There was so much that felt familiar and identifiable than foreign in my encounters with Fahyma. On the rational, informational, intelligential level this is obvious; we are all born equal and far more similar than what we are biased to think. But on the emotional and corpor(e)al level, where feelings are stored in a Middle Eastern perpetual history of distrust, such an experience is a reversing and deconstructive one, for it inscribes a new emotional and more hopeful range of associations of the other.
Thank you Tensta Konsthall for a most amazing residency. Thank you for inviting me to an incredibly well-curated and produced trip to Jokkmokk and Mesaure where together with artists, architects, curators, and thinkers we could reflect on feasible and progressive acts against violent land extractions and state violations of indigenous rights.

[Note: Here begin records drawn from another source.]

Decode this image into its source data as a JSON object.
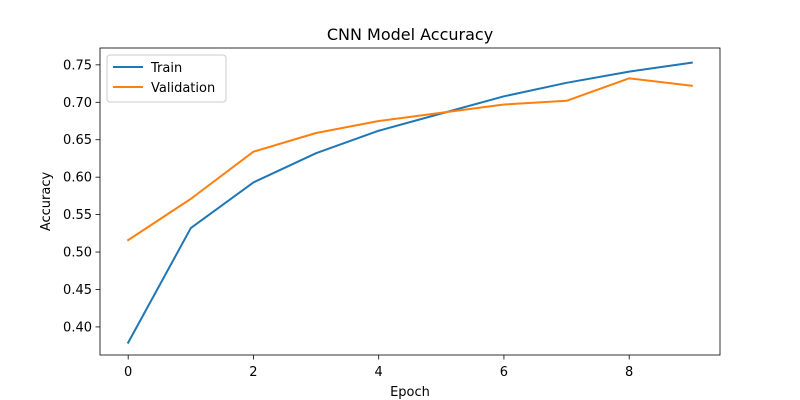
{
  "chart_data": {
    "type": "line",
    "title": "CNN Model Accuracy",
    "xlabel": "Epoch",
    "ylabel": "Accuracy",
    "x": [
      0,
      1,
      2,
      3,
      4,
      5,
      6,
      7,
      8,
      9
    ],
    "xlim": [
      -0.45,
      9.45
    ],
    "ylim": [
      0.3625,
      0.7725
    ],
    "xticks": [
      0,
      2,
      4,
      6,
      8
    ],
    "yticks": [
      0.4,
      0.45,
      0.5,
      0.55,
      0.6,
      0.65,
      0.7,
      0.75
    ],
    "ytick_labels": [
      "0.40",
      "0.45",
      "0.50",
      "0.55",
      "0.60",
      "0.65",
      "0.70",
      "0.75"
    ],
    "grid": false,
    "legend_position": "top-left",
    "series": [
      {
        "name": "Train",
        "color": "#1f77b4",
        "values": [
          0.379,
          0.532,
          0.593,
          0.632,
          0.662,
          0.685,
          0.708,
          0.726,
          0.741,
          0.753
        ]
      },
      {
        "name": "Validation",
        "color": "#ff7f0e",
        "values": [
          0.516,
          0.571,
          0.634,
          0.659,
          0.675,
          0.686,
          0.697,
          0.702,
          0.732,
          0.722
        ]
      }
    ]
  }
}
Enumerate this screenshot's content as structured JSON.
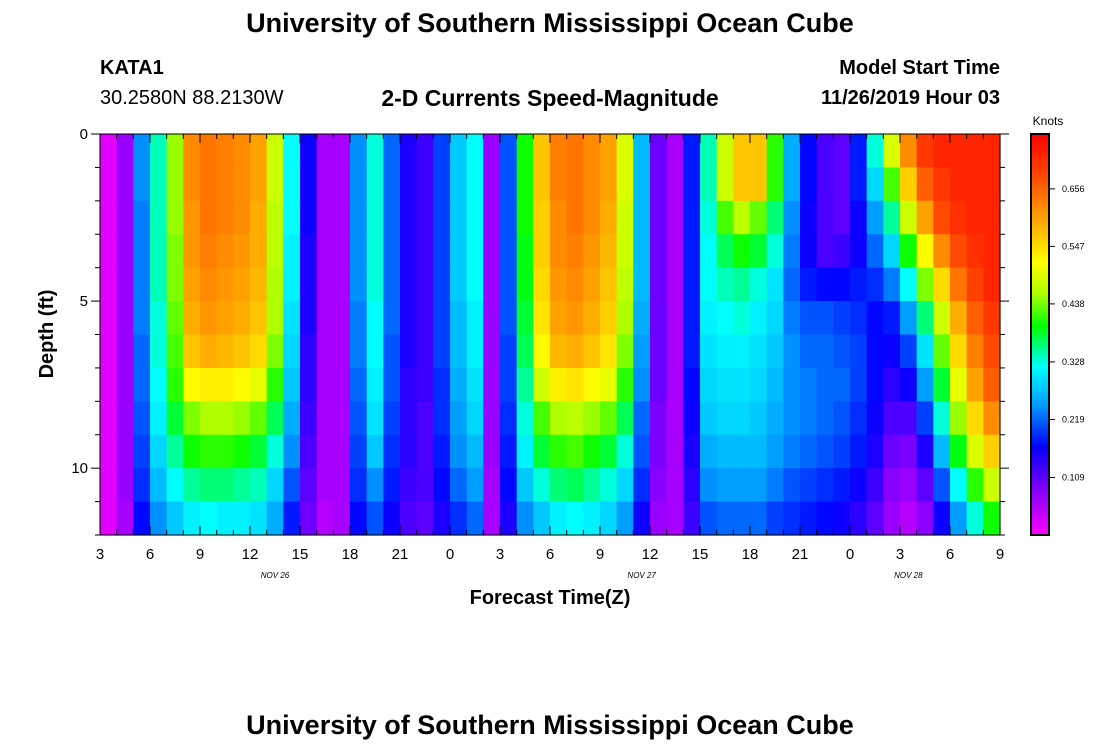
{
  "header": {
    "title_top": "University of Southern Mississippi Ocean Cube",
    "title_bottom": "University of Southern Mississippi Ocean Cube",
    "station_id": "KATA1",
    "coordinates": "30.2580N 88.2130W",
    "plot_title": "2-D Currents Speed-Magnitude",
    "model_start_label": "Model Start Time",
    "model_start_value": "11/26/2019 Hour 03"
  },
  "chart_data": {
    "type": "heatmap",
    "title": "2-D Currents Speed-Magnitude",
    "xlabel": "Forecast Time(Z)",
    "ylabel": "Depth (ft)",
    "colorbar_label": "Knots",
    "x_ticks": [
      "3",
      "6",
      "9",
      "12",
      "15",
      "18",
      "21",
      "0",
      "3",
      "6",
      "9",
      "12",
      "15",
      "18",
      "21",
      "0",
      "3",
      "6",
      "9"
    ],
    "date_labels": [
      {
        "hour_index": 10.5,
        "text": "NOV 26"
      },
      {
        "hour_index": 32.5,
        "text": "NOV 27"
      },
      {
        "hour_index": 48.5,
        "text": "NOV 28"
      }
    ],
    "y_ticks": [
      0,
      5,
      10
    ],
    "ylim": [
      0,
      12
    ],
    "hours_range": [
      0,
      54
    ],
    "colorbar_ticks": [
      "0.656",
      "0.547",
      "0.438",
      "0.328",
      "0.219",
      "0.109"
    ],
    "vmin": 0.0,
    "vmax": 0.76,
    "depth_levels": 12,
    "rows": [
      {
        "depth": 0.5,
        "values": [
          0.02,
          0.07,
          0.24,
          0.34,
          0.45,
          0.62,
          0.64,
          0.63,
          0.62,
          0.6,
          0.48,
          0.32,
          0.16,
          0.06,
          0.06,
          0.24,
          0.33,
          0.22,
          0.15,
          0.13,
          0.2,
          0.28,
          0.32,
          0.07,
          0.21,
          0.4,
          0.57,
          0.63,
          0.64,
          0.62,
          0.6,
          0.49,
          0.27,
          0.1,
          0.06,
          0.18,
          0.34,
          0.48,
          0.57,
          0.57,
          0.41,
          0.26,
          0.17,
          0.12,
          0.11,
          0.18,
          0.33,
          0.49,
          0.62,
          0.7,
          0.72,
          0.72,
          0.72,
          0.72
        ]
      },
      {
        "depth": 1.5,
        "values": [
          0.02,
          0.07,
          0.24,
          0.34,
          0.45,
          0.62,
          0.64,
          0.63,
          0.62,
          0.6,
          0.48,
          0.32,
          0.16,
          0.06,
          0.06,
          0.24,
          0.33,
          0.22,
          0.15,
          0.13,
          0.2,
          0.28,
          0.32,
          0.07,
          0.21,
          0.4,
          0.57,
          0.63,
          0.64,
          0.62,
          0.6,
          0.49,
          0.27,
          0.1,
          0.06,
          0.18,
          0.34,
          0.48,
          0.57,
          0.57,
          0.41,
          0.26,
          0.17,
          0.12,
          0.11,
          0.18,
          0.29,
          0.42,
          0.56,
          0.66,
          0.7,
          0.72,
          0.72,
          0.72
        ]
      },
      {
        "depth": 2.5,
        "values": [
          0.02,
          0.07,
          0.23,
          0.34,
          0.45,
          0.61,
          0.64,
          0.63,
          0.62,
          0.59,
          0.47,
          0.32,
          0.16,
          0.06,
          0.06,
          0.24,
          0.33,
          0.22,
          0.15,
          0.13,
          0.2,
          0.28,
          0.32,
          0.07,
          0.21,
          0.4,
          0.56,
          0.62,
          0.64,
          0.62,
          0.59,
          0.48,
          0.27,
          0.1,
          0.06,
          0.18,
          0.33,
          0.42,
          0.47,
          0.43,
          0.36,
          0.24,
          0.16,
          0.12,
          0.11,
          0.16,
          0.25,
          0.35,
          0.48,
          0.6,
          0.68,
          0.71,
          0.72,
          0.72
        ]
      },
      {
        "depth": 3.5,
        "values": [
          0.02,
          0.07,
          0.23,
          0.34,
          0.44,
          0.61,
          0.63,
          0.62,
          0.61,
          0.59,
          0.47,
          0.31,
          0.15,
          0.06,
          0.06,
          0.24,
          0.33,
          0.22,
          0.15,
          0.13,
          0.2,
          0.28,
          0.32,
          0.07,
          0.21,
          0.39,
          0.56,
          0.62,
          0.63,
          0.61,
          0.58,
          0.48,
          0.27,
          0.1,
          0.06,
          0.18,
          0.32,
          0.37,
          0.4,
          0.38,
          0.33,
          0.23,
          0.16,
          0.12,
          0.13,
          0.16,
          0.22,
          0.29,
          0.4,
          0.52,
          0.62,
          0.68,
          0.71,
          0.72
        ]
      },
      {
        "depth": 4.5,
        "values": [
          0.02,
          0.07,
          0.23,
          0.34,
          0.44,
          0.6,
          0.62,
          0.61,
          0.6,
          0.58,
          0.46,
          0.31,
          0.15,
          0.06,
          0.06,
          0.24,
          0.33,
          0.22,
          0.15,
          0.13,
          0.2,
          0.28,
          0.32,
          0.07,
          0.21,
          0.39,
          0.55,
          0.61,
          0.62,
          0.6,
          0.57,
          0.47,
          0.27,
          0.1,
          0.06,
          0.18,
          0.32,
          0.34,
          0.35,
          0.33,
          0.3,
          0.22,
          0.18,
          0.17,
          0.17,
          0.18,
          0.19,
          0.23,
          0.32,
          0.44,
          0.55,
          0.64,
          0.69,
          0.72
        ]
      },
      {
        "depth": 5.5,
        "values": [
          0.02,
          0.07,
          0.23,
          0.33,
          0.43,
          0.59,
          0.61,
          0.6,
          0.59,
          0.57,
          0.46,
          0.3,
          0.15,
          0.06,
          0.06,
          0.23,
          0.32,
          0.22,
          0.15,
          0.13,
          0.2,
          0.27,
          0.31,
          0.07,
          0.21,
          0.38,
          0.54,
          0.6,
          0.61,
          0.59,
          0.56,
          0.46,
          0.26,
          0.1,
          0.06,
          0.18,
          0.31,
          0.32,
          0.33,
          0.31,
          0.29,
          0.23,
          0.21,
          0.21,
          0.2,
          0.19,
          0.17,
          0.18,
          0.25,
          0.36,
          0.48,
          0.59,
          0.66,
          0.7
        ]
      },
      {
        "depth": 6.5,
        "values": [
          0.02,
          0.07,
          0.22,
          0.33,
          0.42,
          0.57,
          0.59,
          0.58,
          0.57,
          0.55,
          0.44,
          0.29,
          0.14,
          0.06,
          0.06,
          0.23,
          0.32,
          0.21,
          0.15,
          0.13,
          0.2,
          0.27,
          0.31,
          0.07,
          0.2,
          0.37,
          0.52,
          0.58,
          0.59,
          0.57,
          0.54,
          0.44,
          0.25,
          0.1,
          0.06,
          0.18,
          0.3,
          0.31,
          0.31,
          0.3,
          0.28,
          0.24,
          0.22,
          0.22,
          0.21,
          0.2,
          0.17,
          0.16,
          0.2,
          0.3,
          0.43,
          0.55,
          0.63,
          0.68
        ]
      },
      {
        "depth": 7.5,
        "values": [
          0.02,
          0.07,
          0.22,
          0.32,
          0.41,
          0.52,
          0.53,
          0.53,
          0.52,
          0.5,
          0.41,
          0.28,
          0.14,
          0.06,
          0.06,
          0.22,
          0.31,
          0.21,
          0.14,
          0.13,
          0.19,
          0.26,
          0.3,
          0.07,
          0.2,
          0.35,
          0.48,
          0.53,
          0.54,
          0.52,
          0.5,
          0.41,
          0.24,
          0.1,
          0.06,
          0.17,
          0.29,
          0.3,
          0.3,
          0.29,
          0.27,
          0.24,
          0.23,
          0.22,
          0.22,
          0.2,
          0.17,
          0.14,
          0.16,
          0.25,
          0.38,
          0.5,
          0.6,
          0.66
        ]
      },
      {
        "depth": 8.5,
        "values": [
          0.02,
          0.07,
          0.21,
          0.31,
          0.38,
          0.44,
          0.46,
          0.46,
          0.45,
          0.43,
          0.37,
          0.26,
          0.13,
          0.06,
          0.06,
          0.21,
          0.3,
          0.2,
          0.14,
          0.12,
          0.19,
          0.25,
          0.29,
          0.07,
          0.19,
          0.33,
          0.42,
          0.46,
          0.47,
          0.45,
          0.43,
          0.37,
          0.22,
          0.09,
          0.06,
          0.16,
          0.28,
          0.29,
          0.29,
          0.28,
          0.26,
          0.24,
          0.23,
          0.22,
          0.21,
          0.19,
          0.16,
          0.12,
          0.12,
          0.2,
          0.33,
          0.45,
          0.55,
          0.62
        ]
      },
      {
        "depth": 9.5,
        "values": [
          0.02,
          0.07,
          0.2,
          0.29,
          0.35,
          0.4,
          0.41,
          0.41,
          0.4,
          0.38,
          0.33,
          0.24,
          0.12,
          0.06,
          0.06,
          0.2,
          0.28,
          0.19,
          0.14,
          0.12,
          0.18,
          0.24,
          0.27,
          0.07,
          0.18,
          0.31,
          0.38,
          0.41,
          0.42,
          0.4,
          0.38,
          0.33,
          0.21,
          0.09,
          0.06,
          0.15,
          0.26,
          0.27,
          0.27,
          0.27,
          0.25,
          0.23,
          0.22,
          0.21,
          0.2,
          0.18,
          0.15,
          0.1,
          0.09,
          0.15,
          0.27,
          0.39,
          0.49,
          0.56
        ]
      },
      {
        "depth": 10.5,
        "values": [
          0.02,
          0.07,
          0.19,
          0.27,
          0.32,
          0.35,
          0.36,
          0.36,
          0.35,
          0.34,
          0.29,
          0.21,
          0.11,
          0.06,
          0.06,
          0.19,
          0.24,
          0.18,
          0.13,
          0.12,
          0.17,
          0.22,
          0.25,
          0.06,
          0.17,
          0.28,
          0.33,
          0.36,
          0.37,
          0.35,
          0.33,
          0.29,
          0.19,
          0.08,
          0.06,
          0.14,
          0.24,
          0.25,
          0.25,
          0.25,
          0.23,
          0.21,
          0.2,
          0.19,
          0.18,
          0.16,
          0.13,
          0.08,
          0.07,
          0.11,
          0.21,
          0.32,
          0.41,
          0.48
        ]
      },
      {
        "depth": 11.5,
        "values": [
          0.02,
          0.06,
          0.17,
          0.24,
          0.28,
          0.31,
          0.32,
          0.31,
          0.31,
          0.3,
          0.26,
          0.18,
          0.1,
          0.05,
          0.06,
          0.17,
          0.21,
          0.16,
          0.12,
          0.11,
          0.15,
          0.19,
          0.22,
          0.06,
          0.15,
          0.24,
          0.28,
          0.31,
          0.32,
          0.31,
          0.29,
          0.25,
          0.16,
          0.07,
          0.06,
          0.13,
          0.21,
          0.22,
          0.22,
          0.22,
          0.2,
          0.19,
          0.18,
          0.17,
          0.16,
          0.14,
          0.11,
          0.07,
          0.05,
          0.08,
          0.16,
          0.25,
          0.33,
          0.4
        ]
      }
    ]
  }
}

Thank you for a meaningful visit of the Language Café to the Jewish Museum. I’m not taking this for granted but am thankful for the openness of Swedish-language students from Iran, Iraq, Syria and Lebanon to learn about Jewish history. I truly hope that we can acknowledge that above and beyond anything, we’re not willing to tolerate any manifested form of racism.
Thank you Suzanne, Paulina, Didem, George, Fahyma, Asha, and Katinka for being most welcoming and fun to meet every morning.
Thank you, dearest Cecilia, for your amazing spirit, involvement, and care. Your encouragement, even with the smallest gesture, to participate and express myself in highly challenging forums is deeply valued and that I will take with me for my future endeavours for creating alternatives to nation state hard politics.